V. Kašinskas is more known as the author of ‘ethno-painting’ and picture series on Lithuanian mythology, such as ‘Cosmogony’, ‘Mythological Stones’ or ‘Gates of Earth’. In the meantime, works of the new exhibition are based on the Christian iconography and archetypical symbolism. Rational and irrational elements are combined and interpreted by the artist in the peculiar way. Layers of developed stylisations, compositions and colours are revealed here. Drawings look rather expressive; objects are shaped by brave, firm lines and the principle of contrast.

According to the author, a sketch is a transitional work for him, reflecting one of the classical phases of creating painting. The primary idea, subject of the picture and composition are located in a sketch. Later the colour etude is created.  Finally the original is painted, which becomes an organic part of liturgical rituals at church.

The artist accentuates that a good, professional sketch is valuable as well as a completed picture. This idea is not new. The 18th c. art critic and philosopher Denis Diderot was one of the first to consider sketches as full-rate works of art. In his words, there is more spontaneity in sketches than in works of art. A viewer observing a drawing is able to imagine the process of creation and empathise with it. It is kind of a pulsating beginning and the end of something.

Usually the exhibitions of sketches are organised in Lithuania rather rarely. The international exhibition ‘Sketch 2010’ was organised in Šiauliai last year. The show aimed to revive the classical tradition of a sketch and examined its issues as a work of art. The famous German painter Rainer G. Mordmüller, who participated in the exhibition, called a sketch the reason for the birth of an idea. In his words, ‘the first sketch is the baseline for other sketches and variations on the same subject.

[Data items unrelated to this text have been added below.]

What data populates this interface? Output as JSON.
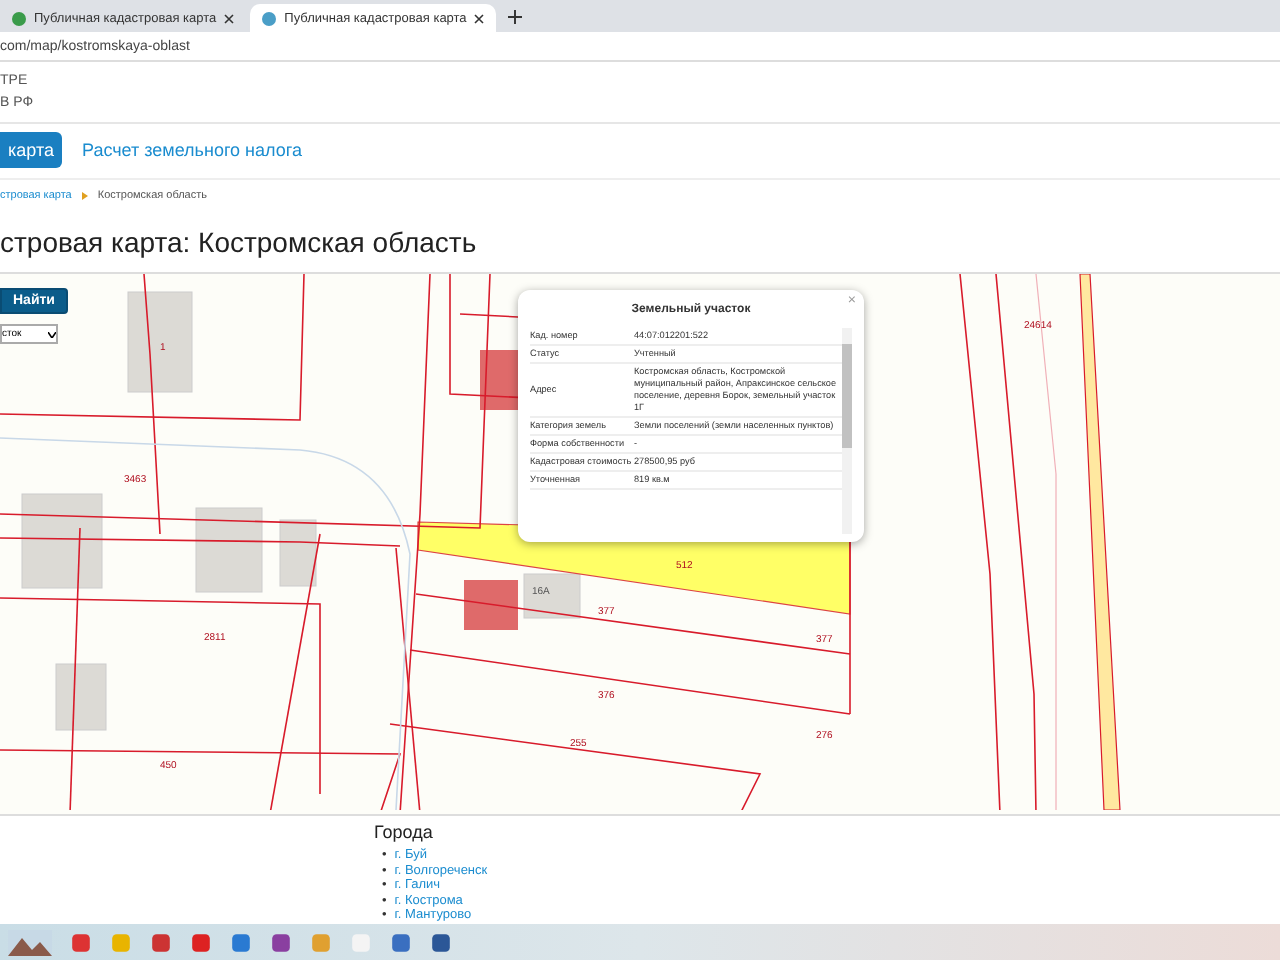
{
  "browser": {
    "tabs": [
      {
        "title": "Публичная кадастровая карта",
        "selected": false
      },
      {
        "title": "Публичная кадастровая карта",
        "selected": true
      }
    ],
    "address": "com/map/kostromskaya-oblast"
  },
  "header": {
    "lines": [
      "ТРЕ",
      "В РФ"
    ]
  },
  "nav": [
    {
      "label": "карта",
      "selected": true
    },
    {
      "label": "Расчет земельного налога",
      "selected": false
    }
  ],
  "breadcrumbs": [
    "стровая карта",
    "Костромская область"
  ],
  "title": "стровая карта: Костромская область",
  "map": {
    "search_button": "Найти",
    "type_select": "сток",
    "parcel_labels": [
      "1",
      "3463",
      "2811",
      "450",
      "16А",
      "512",
      "377",
      "376",
      "255",
      "24614",
      "377",
      "276"
    ],
    "popup": {
      "title": "Земельный участок",
      "close": "×",
      "rows": [
        {
          "key": "Кад. номер",
          "value": "44:07:012201:522"
        },
        {
          "key": "Статус",
          "value": "Учтенный"
        },
        {
          "key": "Адрес",
          "value": "Костромская область, Костромской муниципальный район, Апраксинское сельское поселение, деревня Борок, земельный участок 1Г"
        },
        {
          "key": "Категория земель",
          "value": "Земли поселений (земли населенных пунктов)"
        },
        {
          "key": "Форма собственности",
          "value": "-"
        },
        {
          "key": "Кадастровая стоимость",
          "value": "278500,95 руб"
        },
        {
          "key": "Уточненная",
          "value": "819 кв.м"
        }
      ]
    }
  },
  "footer": {
    "heading": "Города",
    "bullet": "•",
    "cities": [
      "г. Буй",
      "г. Волгореченск",
      "г. Галич",
      "г. Кострома",
      "г. Мантурово"
    ]
  }
}
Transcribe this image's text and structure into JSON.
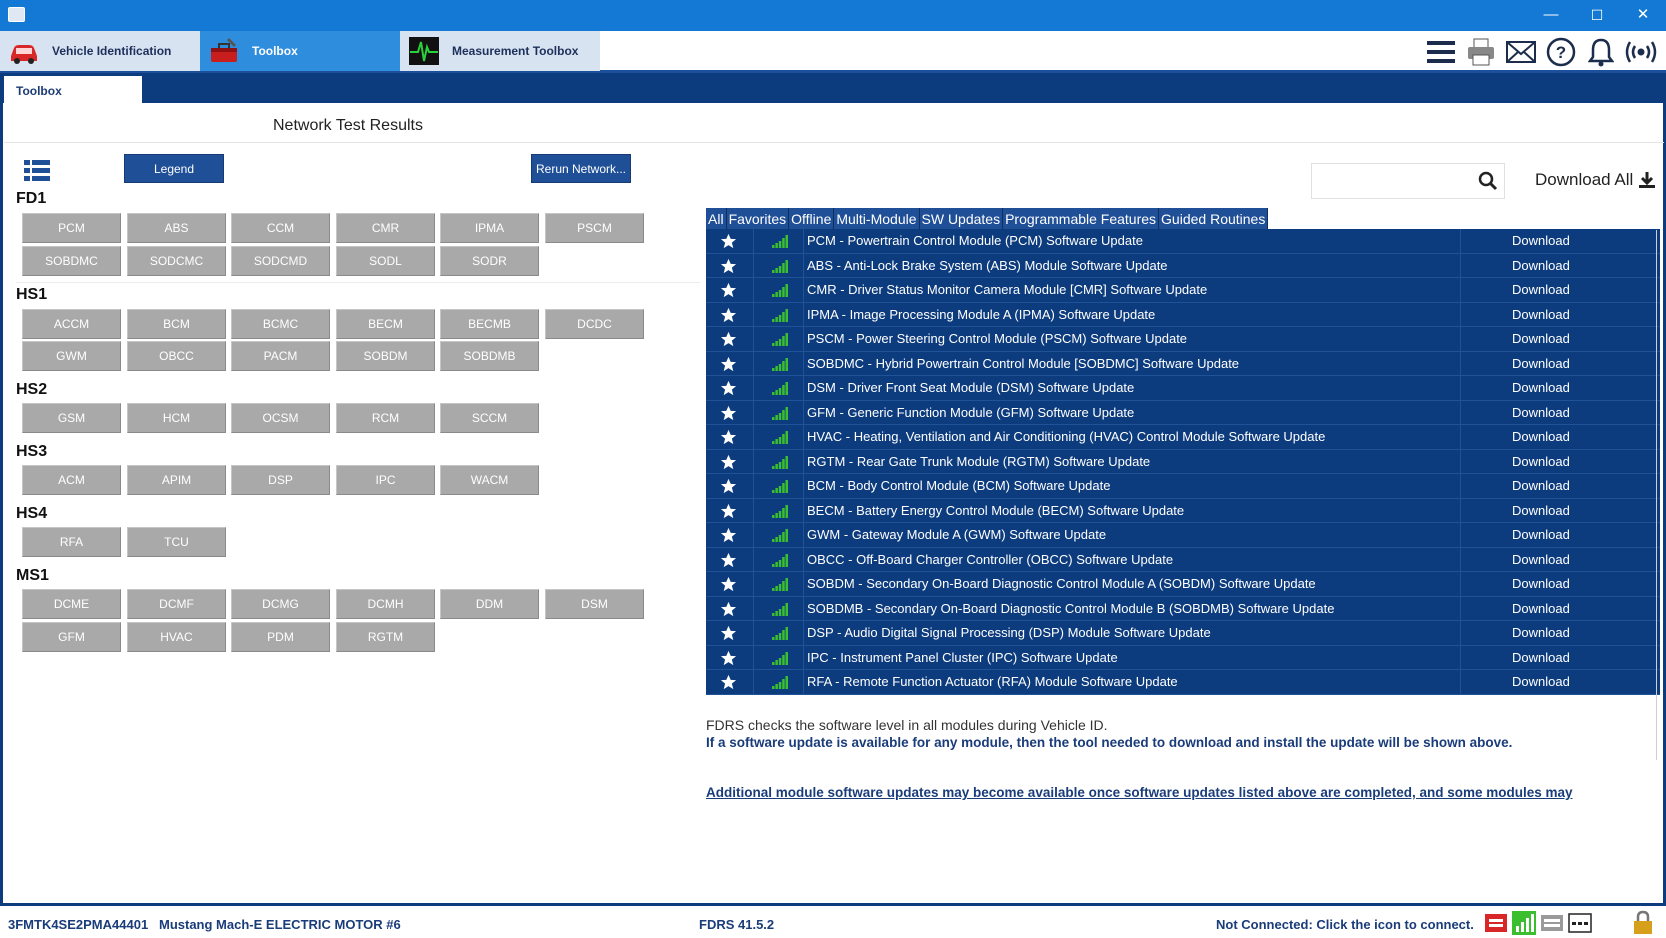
{
  "window": {
    "minimize_glyph": "—",
    "maximize_glyph": "☐",
    "close_glyph": "✕"
  },
  "top_tabs": [
    {
      "label": "Vehicle Identification",
      "icon": "car-icon"
    },
    {
      "label": "Toolbox",
      "icon": "toolbox-icon"
    },
    {
      "label": "Measurement Toolbox",
      "icon": "oscilloscope-icon"
    }
  ],
  "top_icons": [
    "menu-icon",
    "printer-icon",
    "mail-icon",
    "help-icon",
    "bell-icon",
    "connection-icon"
  ],
  "sub_tab": "Toolbox",
  "section_title": "Network Test Results",
  "legend_button": "Legend",
  "rerun_button": "Rerun Network...",
  "search": {
    "placeholder": ""
  },
  "download_all": "Download All",
  "networks": [
    {
      "name": "FD1",
      "modules": [
        "PCM",
        "ABS",
        "CCM",
        "CMR",
        "IPMA",
        "PSCM",
        "SOBDMC",
        "SODCMC",
        "SODCMD",
        "SODL",
        "SODR"
      ]
    },
    {
      "name": "HS1",
      "modules": [
        "ACCM",
        "BCM",
        "BCMC",
        "BECM",
        "BECMB",
        "DCDC",
        "GWM",
        "OBCC",
        "PACM",
        "SOBDM",
        "SOBDMB"
      ]
    },
    {
      "name": "HS2",
      "modules": [
        "GSM",
        "HCM",
        "OCSM",
        "RCM",
        "SCCM"
      ]
    },
    {
      "name": "HS3",
      "modules": [
        "ACM",
        "APIM",
        "DSP",
        "IPC",
        "WACM"
      ]
    },
    {
      "name": "HS4",
      "modules": [
        "RFA",
        "TCU"
      ]
    },
    {
      "name": "MS1",
      "modules": [
        "DCME",
        "DCMF",
        "DCMG",
        "DCMH",
        "DDM",
        "DSM",
        "GFM",
        "HVAC",
        "PDM",
        "RGTM"
      ]
    }
  ],
  "filters": [
    "All",
    "Favorites",
    "Offline",
    "Multi-Module",
    "SW Updates",
    "Programmable Features",
    "Guided Routines"
  ],
  "updates": [
    {
      "name": "PCM - Powertrain Control Module (PCM) Software Update",
      "action": "Download"
    },
    {
      "name": "ABS - Anti-Lock Brake System (ABS) Module Software Update",
      "action": "Download"
    },
    {
      "name": "CMR - Driver Status Monitor Camera Module [CMR] Software Update",
      "action": "Download"
    },
    {
      "name": "IPMA - Image Processing Module A (IPMA) Software Update",
      "action": "Download"
    },
    {
      "name": "PSCM - Power Steering Control Module (PSCM) Software Update",
      "action": "Download"
    },
    {
      "name": "SOBDMC - Hybrid Powertrain Control Module [SOBDMC] Software Update",
      "action": "Download"
    },
    {
      "name": "DSM - Driver Front Seat Module (DSM) Software Update",
      "action": "Download"
    },
    {
      "name": "GFM - Generic Function Module (GFM) Software Update",
      "action": "Download"
    },
    {
      "name": "HVAC - Heating, Ventilation and Air Conditioning (HVAC) Control Module Software Update",
      "action": "Download"
    },
    {
      "name": "RGTM - Rear Gate Trunk Module (RGTM) Software Update",
      "action": "Download"
    },
    {
      "name": "BCM - Body Control Module (BCM) Software Update",
      "action": "Download"
    },
    {
      "name": "BECM - Battery Energy Control Module (BECM) Software Update",
      "action": "Download"
    },
    {
      "name": "GWM - Gateway Module A (GWM) Software Update",
      "action": "Download"
    },
    {
      "name": "OBCC - Off-Board Charger Controller (OBCC) Software Update",
      "action": "Download"
    },
    {
      "name": "SOBDM - Secondary On-Board Diagnostic Control Module A (SOBDM) Software Update",
      "action": "Download"
    },
    {
      "name": "SOBDMB - Secondary On-Board Diagnostic Control Module B (SOBDMB) Software Update",
      "action": "Download"
    },
    {
      "name": "DSP - Audio Digital Signal Processing (DSP) Module Software Update",
      "action": "Download"
    },
    {
      "name": "IPC - Instrument Panel Cluster (IPC) Software Update",
      "action": "Download"
    },
    {
      "name": "RFA - Remote Function Actuator (RFA) Module Software Update",
      "action": "Download"
    }
  ],
  "info": {
    "line1": "FDRS checks the software level in all modules during Vehicle ID.",
    "line2": "If a software update is available for any module, then the tool needed to download and install the update will be shown above.",
    "line3": "Additional module software updates may become available once software updates listed above are completed, and some modules may"
  },
  "status": {
    "vin": "3FMTK4SE2PMA44401",
    "vehicle": "Mustang Mach-E ELECTRIC MOTOR #6",
    "version": "FDRS 41.5.2",
    "connection": "Not Connected: Click the icon to connect."
  },
  "colors": {
    "header_blue": "#1479d4",
    "navy": "#0d3c7e",
    "button_blue": "#1f4f97",
    "module_gray": "#a9a9a9",
    "signal_green": "#3bbf2e"
  }
}
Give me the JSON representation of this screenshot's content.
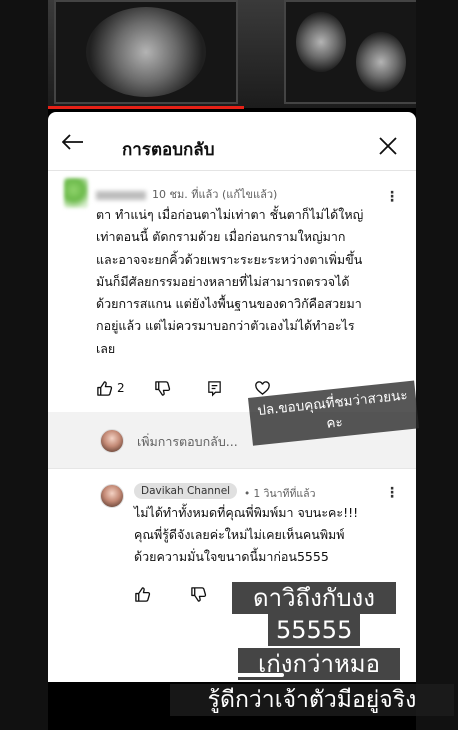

A sketch is characteristic of openness. It shows the beginning of a picture, determines its direction and position. A sketch is the possibility that can change till the last brushstroke’.

V. Kašinskas‘s work is related to certain ideals, the superior and fundamental values that give the single-mindedness for the artist. He aims to highlight the basic elements of physical and spiritual life and to create structures, conveying the harmony of the both spheres but the content is the most important issue in his religious works.

An artist-atheist should not go into religious topics because it is necessary to know the Bible well in order to work in this field. An artist who creates for the church has to know the credenda so he can approach a chosen subject and depict the idea properly. Nowadays the spheres of the profane and religious sacrality are approaching each other and the profanity most often wins. The reason for that, in the author‘s words, is atheism, seeded in the Soviet period. ‘The sacred art goes underground gradually, by yielding ground to the postmodern art. Sacred art delimits significant things from the accessible, elementary ones that fit into the concept of profanity’, - he says.

Overall, this exhibition of sacred sketches revealed a new outlook at the possibilities of treating them as works of art. Such artworks are able to create new meanings and to remind of the forgotten cultural traditions. The show also raised the problem of the position that sacred art takes in the contemporary context and gave the possibility to contemplate it.